4436 lectures / 8 commentaires07 avril 2011, 09 h 44

medicaments© C. Magdelaine / notre-planete.info

La résistance aux médicaments augmente et de nombreuses infections ne peuvent plus être guéries facilement, entrainant des traitements prolongés et coûteux et un risque plus élevé de mortalité, avertit l'Organisation mondiale de la Santé (OMS) à l'occasion de la Journée mondiale de la Santé.

Sous le thème "Lutter contre la résistance aux médicaments", l'OMS appelle à une action urgente et concertée des gouvernements, des professionnels de santé, de l'industrie, de la société civile et des patients en vue de ralentir le développement de la résistance aux médicaments, d'en limiter l'impact aujourd'hui et de préserver les progrès médicaux pour les générations futures.

Le risque de perdre des médicaments miracles

"Le message en cette Journée mondiale de la Santé est fort et clair.

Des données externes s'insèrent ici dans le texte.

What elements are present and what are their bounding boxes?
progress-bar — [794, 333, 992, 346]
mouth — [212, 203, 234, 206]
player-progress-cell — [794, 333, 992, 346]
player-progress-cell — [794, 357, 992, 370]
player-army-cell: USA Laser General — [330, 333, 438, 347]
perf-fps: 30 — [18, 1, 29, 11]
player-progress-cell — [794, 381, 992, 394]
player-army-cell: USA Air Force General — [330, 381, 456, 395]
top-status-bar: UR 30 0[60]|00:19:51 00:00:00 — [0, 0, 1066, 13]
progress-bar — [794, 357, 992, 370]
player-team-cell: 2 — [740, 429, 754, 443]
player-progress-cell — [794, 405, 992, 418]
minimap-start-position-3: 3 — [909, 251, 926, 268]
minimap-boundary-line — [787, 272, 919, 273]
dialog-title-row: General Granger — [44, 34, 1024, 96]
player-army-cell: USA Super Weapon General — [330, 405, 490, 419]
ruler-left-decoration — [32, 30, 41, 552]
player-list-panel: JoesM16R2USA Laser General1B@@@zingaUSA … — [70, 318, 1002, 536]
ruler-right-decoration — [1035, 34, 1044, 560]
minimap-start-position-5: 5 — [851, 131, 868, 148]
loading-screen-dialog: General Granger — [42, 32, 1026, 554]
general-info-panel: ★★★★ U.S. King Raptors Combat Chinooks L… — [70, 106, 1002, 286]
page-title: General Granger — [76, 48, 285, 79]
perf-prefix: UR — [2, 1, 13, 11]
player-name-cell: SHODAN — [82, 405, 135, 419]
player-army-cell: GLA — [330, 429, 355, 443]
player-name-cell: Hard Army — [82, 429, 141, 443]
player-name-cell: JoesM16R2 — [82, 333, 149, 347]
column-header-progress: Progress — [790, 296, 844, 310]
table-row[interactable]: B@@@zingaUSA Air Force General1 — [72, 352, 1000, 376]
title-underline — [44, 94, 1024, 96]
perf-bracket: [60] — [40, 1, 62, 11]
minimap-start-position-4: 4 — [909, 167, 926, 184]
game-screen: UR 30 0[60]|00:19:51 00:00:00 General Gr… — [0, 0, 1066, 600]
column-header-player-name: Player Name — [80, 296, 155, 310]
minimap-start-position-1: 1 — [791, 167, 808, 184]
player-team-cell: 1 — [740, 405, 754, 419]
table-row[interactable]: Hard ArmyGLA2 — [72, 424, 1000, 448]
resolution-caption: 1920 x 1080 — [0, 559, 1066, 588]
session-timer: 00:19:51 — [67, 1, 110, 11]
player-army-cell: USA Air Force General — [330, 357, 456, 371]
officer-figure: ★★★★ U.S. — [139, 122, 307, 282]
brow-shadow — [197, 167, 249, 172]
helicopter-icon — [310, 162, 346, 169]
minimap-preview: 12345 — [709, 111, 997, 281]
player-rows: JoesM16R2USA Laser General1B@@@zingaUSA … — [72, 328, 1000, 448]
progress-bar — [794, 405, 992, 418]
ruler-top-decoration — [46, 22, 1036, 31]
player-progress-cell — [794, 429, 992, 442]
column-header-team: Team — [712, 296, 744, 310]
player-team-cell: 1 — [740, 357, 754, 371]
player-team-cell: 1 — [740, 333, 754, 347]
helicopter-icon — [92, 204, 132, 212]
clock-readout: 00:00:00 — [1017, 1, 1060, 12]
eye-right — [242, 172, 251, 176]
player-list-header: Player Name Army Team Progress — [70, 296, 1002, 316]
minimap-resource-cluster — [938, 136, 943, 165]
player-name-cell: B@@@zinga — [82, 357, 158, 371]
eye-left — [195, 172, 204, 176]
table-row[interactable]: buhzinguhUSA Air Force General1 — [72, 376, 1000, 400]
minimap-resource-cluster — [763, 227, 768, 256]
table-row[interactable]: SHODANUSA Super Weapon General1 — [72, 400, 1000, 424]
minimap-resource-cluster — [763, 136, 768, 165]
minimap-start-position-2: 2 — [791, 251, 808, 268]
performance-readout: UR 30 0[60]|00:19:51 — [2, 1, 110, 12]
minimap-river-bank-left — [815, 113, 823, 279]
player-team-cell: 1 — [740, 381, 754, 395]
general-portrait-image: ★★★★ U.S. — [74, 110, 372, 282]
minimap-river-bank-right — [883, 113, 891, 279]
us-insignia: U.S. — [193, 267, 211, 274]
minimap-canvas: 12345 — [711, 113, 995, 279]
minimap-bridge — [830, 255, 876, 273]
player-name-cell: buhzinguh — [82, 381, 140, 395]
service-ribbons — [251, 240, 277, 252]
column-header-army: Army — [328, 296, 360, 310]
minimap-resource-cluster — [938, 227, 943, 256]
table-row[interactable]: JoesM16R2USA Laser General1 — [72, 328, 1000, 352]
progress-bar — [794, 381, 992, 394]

Le monde est sur le point de perdre ces médicaments miracles", a déclaré le Directeur général de l'OMS, le Dr Margaret Chan. "Si l'on ne prend pas d'urgence des mesures correctrices et protectrices, nous irons vers une ère post-antibiotiques, au cours de laquelle de nombreuses infections courantes ne pourront plus être soignées et recommenceront à tuer."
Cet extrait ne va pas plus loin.